In altri studi ho sviluppato delle tecniche in grado di produrre onde di suono instabili e in costante trasformazione, senza tracce riconoscibili di una articolazione “umana” (mano-bocca), alcune di queste sono vere e proprie vibrazioni meccaniche, fenomeno piuttosto eccezionale per la natura del legno.

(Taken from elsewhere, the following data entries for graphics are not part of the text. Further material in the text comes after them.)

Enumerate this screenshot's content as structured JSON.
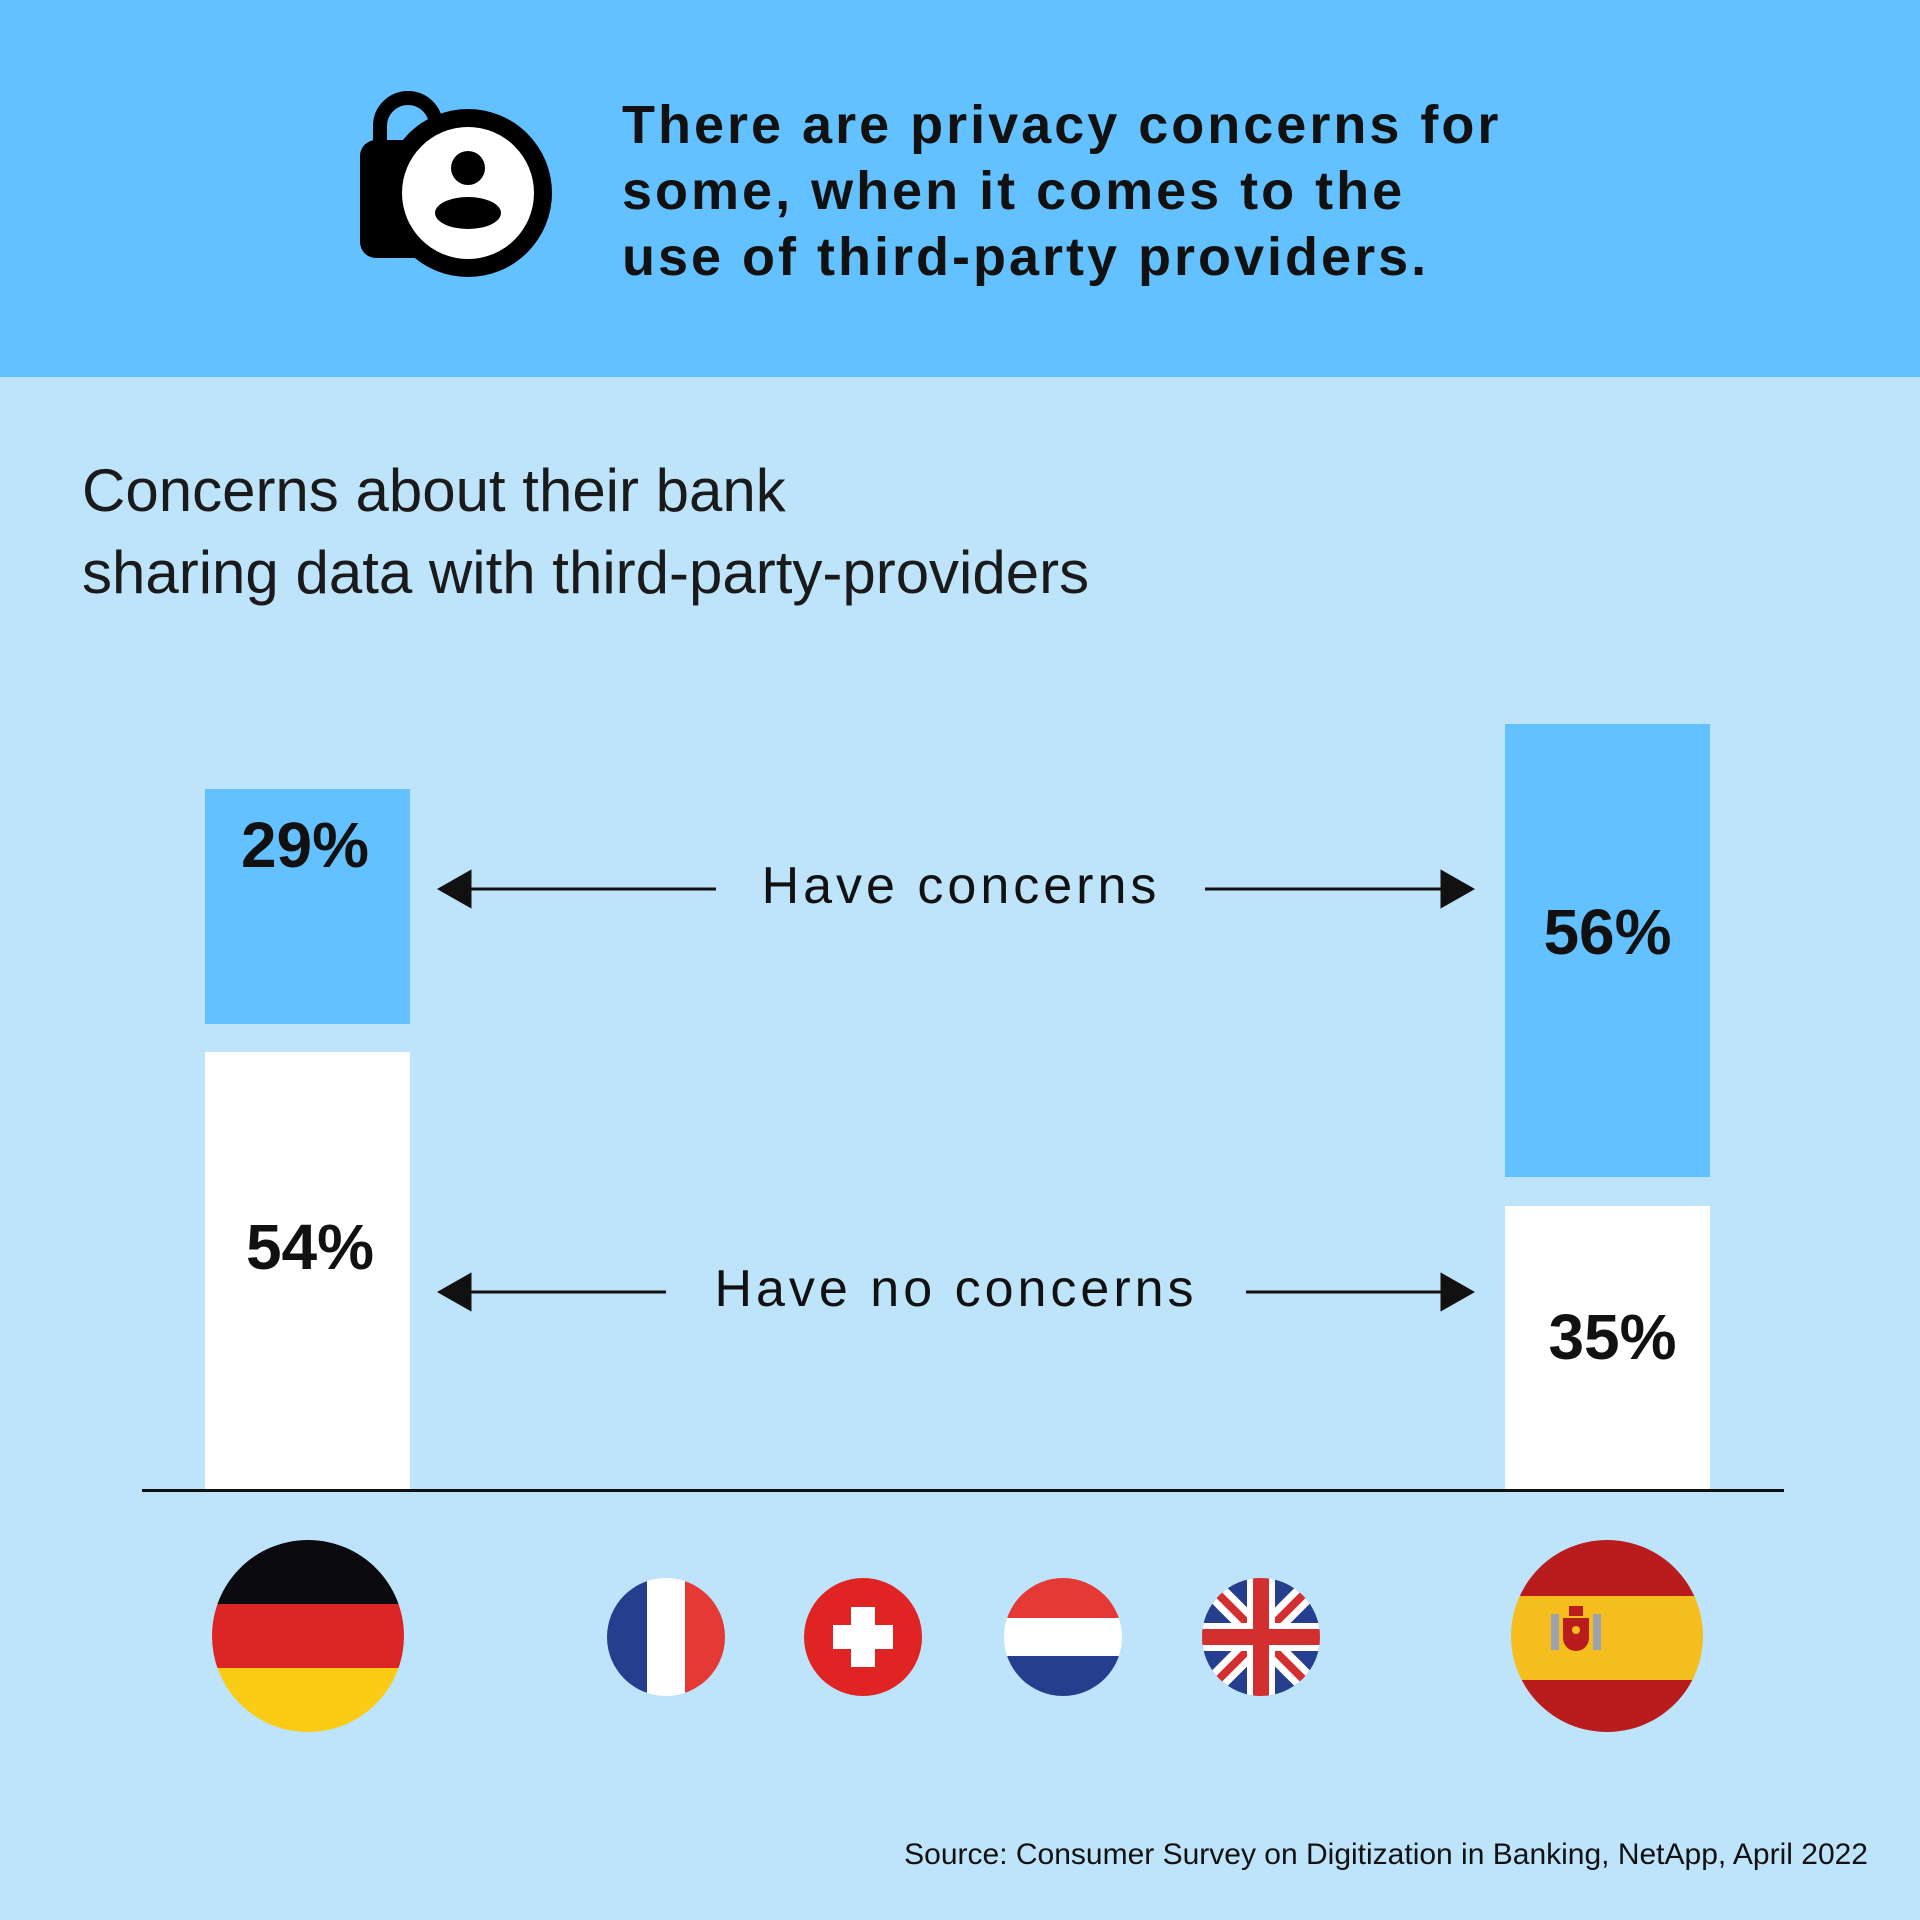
{
  "header": {
    "icon": "lock-person-icon",
    "lines": [
      "There are privacy concerns for",
      "some, when it comes to the",
      "use of third-party providers."
    ]
  },
  "subtitle_lines": [
    "Concerns about their bank",
    "sharing data with third-party-providers"
  ],
  "legend": {
    "concerns": "Have concerns",
    "no_concerns": "Have no concerns"
  },
  "colors": {
    "concerns": "#62c1fe",
    "no_concerns": "#ffffff",
    "header_bg": "#62c1fe",
    "page_bg": "#bde4fb"
  },
  "chart_data": {
    "type": "bar",
    "categories": [
      "Germany",
      "Spain"
    ],
    "series": [
      {
        "name": "Have concerns",
        "values": [
          29,
          56
        ],
        "labels": [
          "29%",
          "56%"
        ]
      },
      {
        "name": "Have no concerns",
        "values": [
          54,
          35
        ],
        "labels": [
          "54%",
          "35%"
        ]
      }
    ],
    "stacked": true,
    "unit": "%"
  },
  "flags": [
    "germany-flag",
    "france-flag",
    "switzerland-flag",
    "netherlands-flag",
    "uk-flag",
    "spain-flag"
  ],
  "source": "Source: Consumer Survey on Digitization in Banking, NetApp, April 2022"
}
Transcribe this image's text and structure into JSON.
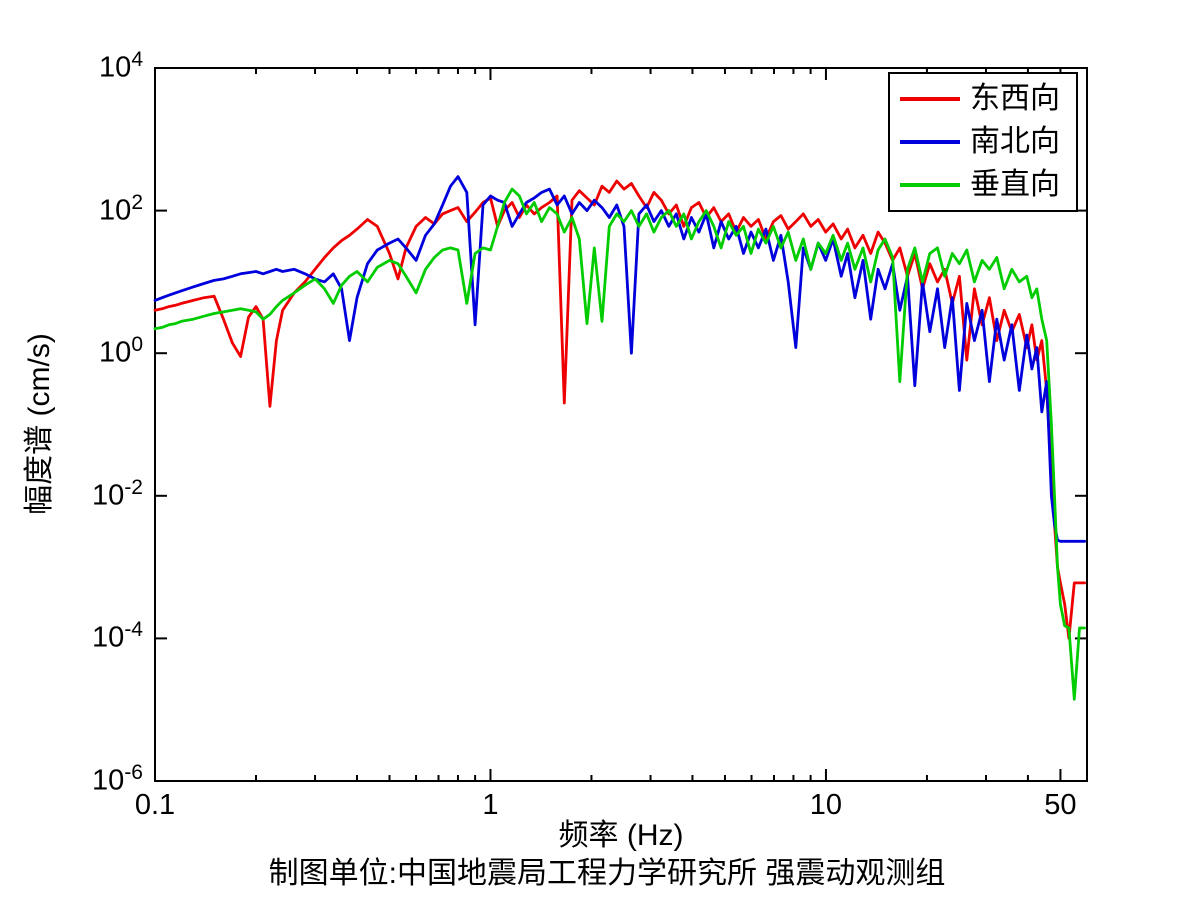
{
  "chart_data": {
    "type": "line",
    "title": "",
    "xlabel": "频率 (Hz)",
    "ylabel": "幅度谱 (cm/s)",
    "caption": "制图单位:中国地震局工程力学研究所 强震动观测组",
    "xscale": "log",
    "yscale": "log",
    "xlim": [
      0.1,
      60
    ],
    "ylim": [
      1e-06,
      10000.0
    ],
    "grid": false,
    "legend_position": "top-right",
    "xticks": {
      "major": [
        0.1,
        1,
        10,
        50
      ],
      "labels": [
        "0.1",
        "1",
        "10",
        "50"
      ],
      "minor": [
        0.2,
        0.3,
        0.4,
        0.5,
        0.6,
        0.7,
        0.8,
        0.9,
        2,
        3,
        4,
        5,
        6,
        7,
        8,
        9,
        20,
        30,
        40
      ]
    },
    "yticks": {
      "base": "10",
      "exponents": [
        4,
        2,
        0,
        -2,
        -4,
        -6
      ]
    },
    "x": [
      0.1,
      0.105,
      0.11,
      0.115,
      0.12,
      0.13,
      0.14,
      0.15,
      0.16,
      0.17,
      0.18,
      0.19,
      0.2,
      0.21,
      0.22,
      0.23,
      0.24,
      0.26,
      0.28,
      0.3,
      0.32,
      0.34,
      0.36,
      0.38,
      0.4,
      0.43,
      0.46,
      0.5,
      0.53,
      0.56,
      0.6,
      0.64,
      0.68,
      0.72,
      0.76,
      0.8,
      0.85,
      0.9,
      0.95,
      1.0,
      1.05,
      1.1,
      1.16,
      1.22,
      1.28,
      1.35,
      1.42,
      1.5,
      1.58,
      1.66,
      1.75,
      1.84,
      1.94,
      2.04,
      2.15,
      2.26,
      2.38,
      2.5,
      2.63,
      2.77,
      2.92,
      3.07,
      3.23,
      3.4,
      3.58,
      3.77,
      3.97,
      4.18,
      4.4,
      4.63,
      4.87,
      5.13,
      5.4,
      5.68,
      5.98,
      6.29,
      6.62,
      6.97,
      7.34,
      7.72,
      8.13,
      8.56,
      9.01,
      9.48,
      9.98,
      10.5,
      11.1,
      11.6,
      12.2,
      12.9,
      13.6,
      14.3,
      15.0,
      15.8,
      16.6,
      17.5,
      18.4,
      19.4,
      20.4,
      21.5,
      22.6,
      23.8,
      25.0,
      26.3,
      27.7,
      29.2,
      30.7,
      32.3,
      34.0,
      35.8,
      37.7,
      39.7,
      41.1,
      42.5,
      44.0,
      45.5,
      47.0,
      48.0,
      49.0,
      50.0,
      51.5,
      53.0,
      55.0,
      57.0,
      59.0
    ],
    "series": [
      {
        "name": "东西向",
        "color": "#ee0000",
        "values": [
          4.0,
          4.2,
          4.5,
          4.7,
          5.0,
          5.5,
          6.0,
          6.3,
          3.0,
          1.4,
          0.9,
          3.2,
          4.5,
          3.0,
          0.18,
          1.5,
          4.0,
          7.0,
          10,
          15,
          22,
          30,
          38,
          45,
          55,
          75,
          60,
          25,
          11,
          30,
          60,
          80,
          65,
          90,
          100,
          110,
          70,
          95,
          130,
          150,
          60,
          100,
          130,
          80,
          120,
          90,
          110,
          130,
          160,
          0.2,
          140,
          190,
          150,
          120,
          220,
          180,
          260,
          200,
          240,
          160,
          110,
          180,
          140,
          90,
          120,
          60,
          110,
          130,
          80,
          110,
          70,
          90,
          50,
          80,
          60,
          75,
          40,
          70,
          85,
          55,
          70,
          90,
          60,
          75,
          50,
          65,
          40,
          55,
          30,
          45,
          25,
          50,
          35,
          20,
          30,
          12,
          25,
          8,
          18,
          10,
          15,
          5,
          12,
          0.8,
          8,
          2.5,
          6,
          1.5,
          4,
          2.0,
          3.5,
          1.2,
          2.5,
          0.8,
          1.5,
          0.3,
          0.02,
          0.004,
          0.001,
          0.0006,
          0.0003,
          0.0001,
          0.0006,
          0.0006,
          0.0006
        ]
      },
      {
        "name": "南北向",
        "color": "#0000dd",
        "values": [
          5.5,
          6.0,
          6.5,
          7.0,
          7.5,
          8.5,
          9.5,
          10.5,
          11,
          12,
          13,
          13.5,
          14,
          13,
          14,
          15,
          14,
          15,
          13,
          11,
          10,
          13,
          8,
          1.5,
          6,
          18,
          28,
          35,
          40,
          30,
          20,
          45,
          65,
          120,
          220,
          300,
          180,
          2.5,
          120,
          160,
          140,
          130,
          60,
          90,
          130,
          150,
          180,
          200,
          120,
          160,
          90,
          130,
          100,
          140,
          110,
          80,
          120,
          60,
          1.0,
          90,
          120,
          70,
          100,
          60,
          90,
          40,
          80,
          50,
          90,
          30,
          70,
          40,
          60,
          25,
          50,
          30,
          55,
          20,
          45,
          10,
          1.2,
          30,
          15,
          35,
          20,
          40,
          12,
          25,
          6,
          20,
          3,
          15,
          8,
          18,
          4,
          12,
          0.35,
          10,
          2,
          8,
          1.2,
          6,
          0.3,
          5,
          1.5,
          4,
          0.4,
          3,
          0.8,
          2.5,
          0.3,
          1.8,
          0.6,
          1.2,
          0.15,
          0.4,
          0.01,
          0.004,
          0.0024,
          0.0023,
          0.0023,
          0.0023,
          0.0023,
          0.0023,
          0.0023
        ]
      },
      {
        "name": "垂直向",
        "color": "#00cc00",
        "values": [
          2.2,
          2.3,
          2.5,
          2.6,
          2.8,
          3.0,
          3.3,
          3.6,
          3.8,
          4.0,
          4.2,
          4.0,
          3.8,
          3.0,
          3.5,
          4.5,
          5.5,
          7,
          9,
          11,
          8,
          5,
          9,
          12,
          14,
          10,
          16,
          20,
          18,
          12,
          7,
          15,
          22,
          28,
          30,
          28,
          5,
          25,
          30,
          28,
          60,
          130,
          200,
          160,
          90,
          130,
          70,
          110,
          90,
          50,
          80,
          40,
          2.6,
          30,
          2.8,
          60,
          90,
          70,
          100,
          60,
          90,
          50,
          80,
          100,
          60,
          90,
          40,
          70,
          100,
          60,
          30,
          70,
          45,
          60,
          25,
          55,
          35,
          60,
          30,
          50,
          20,
          40,
          15,
          35,
          25,
          45,
          20,
          35,
          15,
          30,
          10,
          28,
          40,
          22,
          0.4,
          15,
          30,
          10,
          25,
          30,
          12,
          25,
          18,
          28,
          10,
          20,
          15,
          22,
          8,
          15,
          10,
          12,
          6,
          8,
          3,
          1.5,
          0.1,
          0.01,
          0.001,
          0.0003,
          0.00015,
          0.00014,
          1.4e-05,
          0.00014,
          0.00014
        ]
      }
    ]
  }
}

Connesse a queste due polarità iniziali sono cresciute costellazioni di stati e vibrazioni dove invece il più piccolo dettaglio del suono e delle trasformazioni diventano materia, per una attenzione che cerca e rende udibile un “interno“ del suono.

Attraverso il lavoro qualcosa prende corpo, si concentra in una forma plastica, fissa una misura, diventa un nodo di legami. Ogni apparizione è un ́apertura della materia. Ogni stazione del movimento è anche il “passo” di una trasformazione. Questa Forma non ha bisogno e non vuole alcun nome.

Ad un primo ascolto si potrebbe pensare che si tratti di una certa “libertà” senza struttura (quella “libertà” di secondo grado che normalmente si ascrive alla improvvisazione...). Forse è un bene che sembri così.

Il mio ringraziamento e la mia ammirazione a Lorelei Dowling, cui il pezzo è dedicato.